Status Anxiety

"I was sad because I had no on-board fax until I saw a man who had no mobile phone" - New Yorker cartoon
Status Anxiety I'm presently reading Alain de Botton's Status Anxiety, about one of the fundamental paradoxes of modern capitalism and meritocracy: by making it possible (or at least trying) for anyone to succeed in a society, the corollary must be that those who don't succeed somehow brought it upon themselves. It's the troubling flip side of opportunity, perhaps because of the fundamental attribution error: people tend to discount the role of luck and fortune in judging success, and so create these assumptions of morality associated with success.
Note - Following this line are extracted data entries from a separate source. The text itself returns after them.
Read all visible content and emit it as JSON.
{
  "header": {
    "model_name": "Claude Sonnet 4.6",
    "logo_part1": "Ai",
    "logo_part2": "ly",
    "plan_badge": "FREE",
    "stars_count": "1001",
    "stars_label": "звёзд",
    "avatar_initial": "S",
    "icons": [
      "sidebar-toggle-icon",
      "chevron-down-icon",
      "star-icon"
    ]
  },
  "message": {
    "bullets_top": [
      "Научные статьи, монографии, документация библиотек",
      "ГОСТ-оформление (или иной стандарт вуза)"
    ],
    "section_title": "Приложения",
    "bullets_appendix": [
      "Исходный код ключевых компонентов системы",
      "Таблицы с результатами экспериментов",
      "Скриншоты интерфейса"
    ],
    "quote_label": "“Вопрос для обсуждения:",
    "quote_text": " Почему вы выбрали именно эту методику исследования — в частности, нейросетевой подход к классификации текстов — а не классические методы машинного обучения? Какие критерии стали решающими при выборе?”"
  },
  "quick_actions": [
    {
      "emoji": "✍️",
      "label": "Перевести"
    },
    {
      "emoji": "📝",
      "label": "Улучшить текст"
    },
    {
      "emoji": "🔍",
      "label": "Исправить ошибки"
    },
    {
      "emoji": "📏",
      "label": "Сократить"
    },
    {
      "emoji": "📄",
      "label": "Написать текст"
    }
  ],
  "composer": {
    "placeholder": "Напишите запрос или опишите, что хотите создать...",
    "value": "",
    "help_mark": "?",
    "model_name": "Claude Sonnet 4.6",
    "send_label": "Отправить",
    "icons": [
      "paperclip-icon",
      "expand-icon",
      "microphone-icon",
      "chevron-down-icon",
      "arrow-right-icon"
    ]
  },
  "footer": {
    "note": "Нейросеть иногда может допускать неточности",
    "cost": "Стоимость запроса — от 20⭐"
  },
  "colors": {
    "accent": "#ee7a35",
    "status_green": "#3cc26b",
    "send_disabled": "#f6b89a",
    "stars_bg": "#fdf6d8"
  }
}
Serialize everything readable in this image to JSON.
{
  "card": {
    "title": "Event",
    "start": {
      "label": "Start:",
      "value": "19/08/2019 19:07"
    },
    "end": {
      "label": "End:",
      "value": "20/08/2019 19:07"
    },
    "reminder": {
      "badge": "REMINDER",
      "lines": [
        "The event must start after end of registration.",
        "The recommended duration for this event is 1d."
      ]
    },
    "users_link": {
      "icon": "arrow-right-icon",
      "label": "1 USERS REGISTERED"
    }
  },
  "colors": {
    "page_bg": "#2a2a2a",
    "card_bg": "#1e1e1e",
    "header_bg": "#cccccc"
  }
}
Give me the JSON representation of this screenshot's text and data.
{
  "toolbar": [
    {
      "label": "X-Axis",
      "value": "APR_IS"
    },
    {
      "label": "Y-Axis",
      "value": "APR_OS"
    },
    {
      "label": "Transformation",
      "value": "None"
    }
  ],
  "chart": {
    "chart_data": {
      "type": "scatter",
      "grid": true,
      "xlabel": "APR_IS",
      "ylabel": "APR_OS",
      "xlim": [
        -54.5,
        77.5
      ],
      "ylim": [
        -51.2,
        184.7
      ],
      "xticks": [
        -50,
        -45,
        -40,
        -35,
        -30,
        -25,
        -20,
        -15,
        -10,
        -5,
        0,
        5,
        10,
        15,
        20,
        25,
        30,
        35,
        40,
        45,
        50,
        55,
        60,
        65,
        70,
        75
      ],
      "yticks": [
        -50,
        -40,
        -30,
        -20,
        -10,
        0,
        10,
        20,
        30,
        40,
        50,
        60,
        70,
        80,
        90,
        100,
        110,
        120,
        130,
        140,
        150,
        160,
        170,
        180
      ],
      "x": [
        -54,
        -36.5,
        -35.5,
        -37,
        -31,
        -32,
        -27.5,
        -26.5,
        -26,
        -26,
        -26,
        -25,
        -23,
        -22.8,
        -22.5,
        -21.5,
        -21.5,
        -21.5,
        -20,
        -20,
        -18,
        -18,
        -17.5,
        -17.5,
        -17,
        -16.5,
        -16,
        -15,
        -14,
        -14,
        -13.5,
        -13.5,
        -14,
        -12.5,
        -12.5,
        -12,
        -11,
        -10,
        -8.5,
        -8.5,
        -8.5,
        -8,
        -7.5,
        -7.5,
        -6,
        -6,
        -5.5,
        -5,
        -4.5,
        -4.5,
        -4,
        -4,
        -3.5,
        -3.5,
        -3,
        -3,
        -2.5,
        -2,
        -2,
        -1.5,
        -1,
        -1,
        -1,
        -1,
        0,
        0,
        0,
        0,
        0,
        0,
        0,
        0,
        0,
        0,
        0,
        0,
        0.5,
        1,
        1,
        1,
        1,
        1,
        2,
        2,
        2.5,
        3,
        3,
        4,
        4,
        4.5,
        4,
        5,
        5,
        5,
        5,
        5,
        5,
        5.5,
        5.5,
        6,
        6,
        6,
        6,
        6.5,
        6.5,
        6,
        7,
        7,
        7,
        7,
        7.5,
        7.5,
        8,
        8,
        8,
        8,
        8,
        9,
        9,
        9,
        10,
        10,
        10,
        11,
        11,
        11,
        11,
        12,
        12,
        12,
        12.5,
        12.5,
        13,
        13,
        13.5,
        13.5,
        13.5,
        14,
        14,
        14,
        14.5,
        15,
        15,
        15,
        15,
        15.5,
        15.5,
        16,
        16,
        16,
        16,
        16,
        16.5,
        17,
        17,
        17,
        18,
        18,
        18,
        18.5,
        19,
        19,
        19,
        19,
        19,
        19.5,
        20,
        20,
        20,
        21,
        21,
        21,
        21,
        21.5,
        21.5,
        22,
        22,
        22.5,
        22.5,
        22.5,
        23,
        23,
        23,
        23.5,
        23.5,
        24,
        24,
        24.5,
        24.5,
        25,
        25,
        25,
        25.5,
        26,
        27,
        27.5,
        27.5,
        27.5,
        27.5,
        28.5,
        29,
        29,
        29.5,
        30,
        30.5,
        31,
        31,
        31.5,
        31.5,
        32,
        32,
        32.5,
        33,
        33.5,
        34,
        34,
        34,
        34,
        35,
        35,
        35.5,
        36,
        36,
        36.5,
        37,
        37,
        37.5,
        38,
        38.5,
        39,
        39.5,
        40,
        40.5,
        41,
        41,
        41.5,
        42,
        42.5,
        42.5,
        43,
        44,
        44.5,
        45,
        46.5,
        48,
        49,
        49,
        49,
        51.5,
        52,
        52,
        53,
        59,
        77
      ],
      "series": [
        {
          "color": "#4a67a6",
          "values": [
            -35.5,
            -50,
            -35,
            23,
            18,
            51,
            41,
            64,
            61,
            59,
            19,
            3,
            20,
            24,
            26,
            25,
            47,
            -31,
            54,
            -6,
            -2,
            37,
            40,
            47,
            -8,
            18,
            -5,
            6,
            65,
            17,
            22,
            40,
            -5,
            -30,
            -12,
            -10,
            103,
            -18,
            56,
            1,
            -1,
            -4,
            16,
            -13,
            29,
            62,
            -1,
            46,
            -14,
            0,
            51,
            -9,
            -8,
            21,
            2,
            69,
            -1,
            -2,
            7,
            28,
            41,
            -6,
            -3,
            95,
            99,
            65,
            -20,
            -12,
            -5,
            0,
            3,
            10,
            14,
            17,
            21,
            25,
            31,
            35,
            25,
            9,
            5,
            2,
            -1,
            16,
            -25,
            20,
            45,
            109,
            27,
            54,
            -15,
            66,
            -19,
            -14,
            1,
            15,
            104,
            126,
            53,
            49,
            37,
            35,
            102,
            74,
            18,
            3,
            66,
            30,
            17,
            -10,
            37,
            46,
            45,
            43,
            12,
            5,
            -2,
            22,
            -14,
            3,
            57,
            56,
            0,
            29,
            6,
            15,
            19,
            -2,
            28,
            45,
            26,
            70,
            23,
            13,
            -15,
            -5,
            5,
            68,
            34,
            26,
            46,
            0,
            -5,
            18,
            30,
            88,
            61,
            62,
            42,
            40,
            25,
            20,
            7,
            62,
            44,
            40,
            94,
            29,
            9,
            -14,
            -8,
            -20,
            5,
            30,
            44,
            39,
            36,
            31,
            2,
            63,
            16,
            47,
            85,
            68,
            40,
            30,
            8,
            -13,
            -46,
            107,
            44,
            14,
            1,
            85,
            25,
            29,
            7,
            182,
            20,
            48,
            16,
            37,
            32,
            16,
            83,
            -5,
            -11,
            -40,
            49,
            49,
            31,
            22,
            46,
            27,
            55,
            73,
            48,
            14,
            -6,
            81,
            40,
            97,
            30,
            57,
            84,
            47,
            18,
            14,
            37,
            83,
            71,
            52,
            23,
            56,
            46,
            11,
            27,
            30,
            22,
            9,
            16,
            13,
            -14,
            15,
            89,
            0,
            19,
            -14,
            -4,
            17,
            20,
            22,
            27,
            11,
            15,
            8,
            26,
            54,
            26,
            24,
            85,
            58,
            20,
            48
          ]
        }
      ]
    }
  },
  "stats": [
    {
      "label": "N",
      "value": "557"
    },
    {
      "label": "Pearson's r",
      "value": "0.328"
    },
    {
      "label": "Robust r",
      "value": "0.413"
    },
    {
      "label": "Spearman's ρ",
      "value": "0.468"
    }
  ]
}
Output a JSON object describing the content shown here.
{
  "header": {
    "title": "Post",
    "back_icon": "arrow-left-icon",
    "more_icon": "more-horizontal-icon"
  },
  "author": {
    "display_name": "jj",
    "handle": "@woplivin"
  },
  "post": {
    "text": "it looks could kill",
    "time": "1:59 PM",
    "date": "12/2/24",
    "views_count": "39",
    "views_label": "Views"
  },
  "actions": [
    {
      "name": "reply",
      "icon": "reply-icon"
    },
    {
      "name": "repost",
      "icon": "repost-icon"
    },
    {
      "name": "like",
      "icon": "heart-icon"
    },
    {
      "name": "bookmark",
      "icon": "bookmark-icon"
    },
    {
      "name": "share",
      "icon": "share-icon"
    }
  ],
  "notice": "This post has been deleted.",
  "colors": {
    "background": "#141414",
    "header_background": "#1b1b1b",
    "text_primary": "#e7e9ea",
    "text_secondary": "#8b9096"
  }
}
De Botton comes from a philosophy background (he wrote How Proust Can Change Your Life), but there are lots of strands of thought that parallel the economist Juliet Schor (whom I had the privilege of taking a class under). What I think is interesting is how their solutions to status comparisons tend to suggest individual action, either leaving society or becoming conscious of status comparisons in order to reject it (in The Overspent American, Schor suggests that as consumers we should be "conscious of the process (of being forced into consumption) and the insidious ways it ensnares us"). But is it possible to live in the modern world without some sense of anxiety, of "lack", of desire? What if envy is a natural psychological reaction? The natural solution to envy, in the immortal words of William Devaughn, may be to be thankful for what you got. Easier said than done, I think.